Amar al prójimo, según Jesús, no es siempre sinónimo de callar; muchas veces exige y obliga a hablar, orientar, guiar, corregirle con caridad. Vivimos en comunidad, compartiendo fe, vida, oración, bienes materiales y todas tenemos una gran responsabilidad sobre la salvación de nuestras hermanas. Somos una comunidad de fe: es precisamente nuestra fe en Jesús lo que nos congrega y vincula, y esa es nuestra dicha, nuestra bienaventuranza; pero somos una comunidad en camino, una comunidad de monjas que todavía no hemos llegado a la perfección, que necesitamos seguir aprendiendo y creciendo en el seguimiento de Jesús. Y todo esto significa que somos que somos corresponsables unas de otras. Aunque cada una es responsable de sí misma, no es cierto que cada una responde en exclusiva de sí misma, porque la responsabilidad que Jesús nos ha confiado, esa misión que todas debemos llevar adelante, tiene mucho que ver con la preocupación por las demás. Jesús nos lo enseña hoy, con realismo, de manera directa y explícita: la corrección fraterna es parte esencial de la vida de la comunidad de las seguidoras de Jesús.
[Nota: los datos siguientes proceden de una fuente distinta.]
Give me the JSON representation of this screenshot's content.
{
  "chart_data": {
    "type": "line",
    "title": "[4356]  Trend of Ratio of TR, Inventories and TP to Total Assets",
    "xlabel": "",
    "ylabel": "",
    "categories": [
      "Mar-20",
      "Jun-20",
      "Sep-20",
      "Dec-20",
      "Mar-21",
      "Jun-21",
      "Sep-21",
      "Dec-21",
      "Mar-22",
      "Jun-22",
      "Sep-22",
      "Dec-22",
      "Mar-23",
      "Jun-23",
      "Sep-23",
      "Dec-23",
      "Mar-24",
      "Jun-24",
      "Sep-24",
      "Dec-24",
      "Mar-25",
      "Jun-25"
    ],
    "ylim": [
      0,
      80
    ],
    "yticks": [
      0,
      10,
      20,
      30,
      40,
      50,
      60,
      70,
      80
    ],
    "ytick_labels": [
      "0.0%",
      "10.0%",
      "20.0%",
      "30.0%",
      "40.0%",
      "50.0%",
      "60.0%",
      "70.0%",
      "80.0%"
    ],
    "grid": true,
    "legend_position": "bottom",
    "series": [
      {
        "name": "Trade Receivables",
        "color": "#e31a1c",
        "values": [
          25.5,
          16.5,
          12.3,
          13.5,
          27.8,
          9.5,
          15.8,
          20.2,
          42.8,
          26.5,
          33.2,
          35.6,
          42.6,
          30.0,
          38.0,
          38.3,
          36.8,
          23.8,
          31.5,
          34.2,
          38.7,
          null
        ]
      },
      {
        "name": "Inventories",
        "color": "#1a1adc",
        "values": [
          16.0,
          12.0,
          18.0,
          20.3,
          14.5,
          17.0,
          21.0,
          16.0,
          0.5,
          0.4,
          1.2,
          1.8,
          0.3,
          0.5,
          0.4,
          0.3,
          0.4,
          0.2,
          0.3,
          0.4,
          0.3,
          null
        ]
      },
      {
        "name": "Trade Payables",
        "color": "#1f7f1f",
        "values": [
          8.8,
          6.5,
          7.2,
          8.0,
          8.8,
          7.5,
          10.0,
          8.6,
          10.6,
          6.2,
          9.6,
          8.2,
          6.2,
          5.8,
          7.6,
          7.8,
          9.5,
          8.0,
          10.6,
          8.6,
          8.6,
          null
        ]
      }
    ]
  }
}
En La corrección fraterna podemos señalar cinco momentos:
1) Tomar consciencia de que todas cometemos errores. No existe, ninguna persona que pueda decir: “yo nunca me equivoco… yo no cometo errores”.
2) Reconocer con humildad que necesitamos cambiar en muchos aspectos de nuestra vida y que, para vivir adecuadamente ese proceso, es importante abrirnos a la mirada compasiva de las demás y aceptar –insisto, con humildad- las correcciones que las otras nos hacen.
3) Quien se siente movida a hacer una corrección ha de poner por encima de todo el amor, la compasión, la misericordia y la ternura de Dio.
4) Cuando vemos que una hermana está equivocada no podemos pasar de largo o quedarnos tan anchas diciendo: “Es su problema”. Tenemos una responsabilidad con su corrección como afirma el profeta Ezequiel en la primera lectura de este domingo: “Si yo digo al malvado: ¡Malvado, eres reo de muerte!, y tú no hablas, poniendo en guardia al malvado para que cambie su conducta, el malvado morirá por su culpa, pero a ti te pediré cuenta de su sangre”
5) Aceptando que todos nos equivocamos, es importante que quien hace una corrección fraterna esté dispuesta a ser corregida cuando sea ella la que se equivoque. El reconocimiento humilde de nuestra fragilidad y nuestra vulnerabilidad nos hace inmensamente libres.
¿Cómo hacer la corrección fraterna?
El evangelio nos propone un procedimiento sencillo: Primero, debemos llamar “a solas” a quien queremos ayudar a cambiar. Si el diálogo surge efecto, el asunto queda entre las dos. Si no hace caso podemos llamar a una o dos hermanas para que la invitación a cambiar quede corroborada por los testigos. Igualmente, si la llamada surge efecto todo queda entre las tres y basta.
Finalmente, si no escucha a los testigos, se ha de comunicar a la comunidad para que ésta quede al tanto de la reiterada invitación a cambiar que se le ha hecho a la persona. Es importante el orden: a solas, dos o tres y la comunidad. A veces se nos olvida y antes que la persona se entere ya ha sido condenada por todo el mundo.
El Señor nos llama, una y otra vez, a la necesidad del perdón, de la reconciliación entre nosotras, pues lo que hagamos en la tierra tiene efecto en el cielo. Pidamos, desde la fuerza que nos da la oración, que seamos capaces de discernir nuestra propia vida, de construir una comunidad más auténtica, y de que, nuestra maduración en la fe vaya creciendo de tal manera, que gustemos y acojamos la corrección como un camino hacia la perfección humana, comunitaria y personal. A Pedro le había dado la potestad de atar y desatar los pecados, ahora Jesús se lo da a la comunidad y nos asegura su presencia en media de nosotras cuando nos reunimos en su nombre.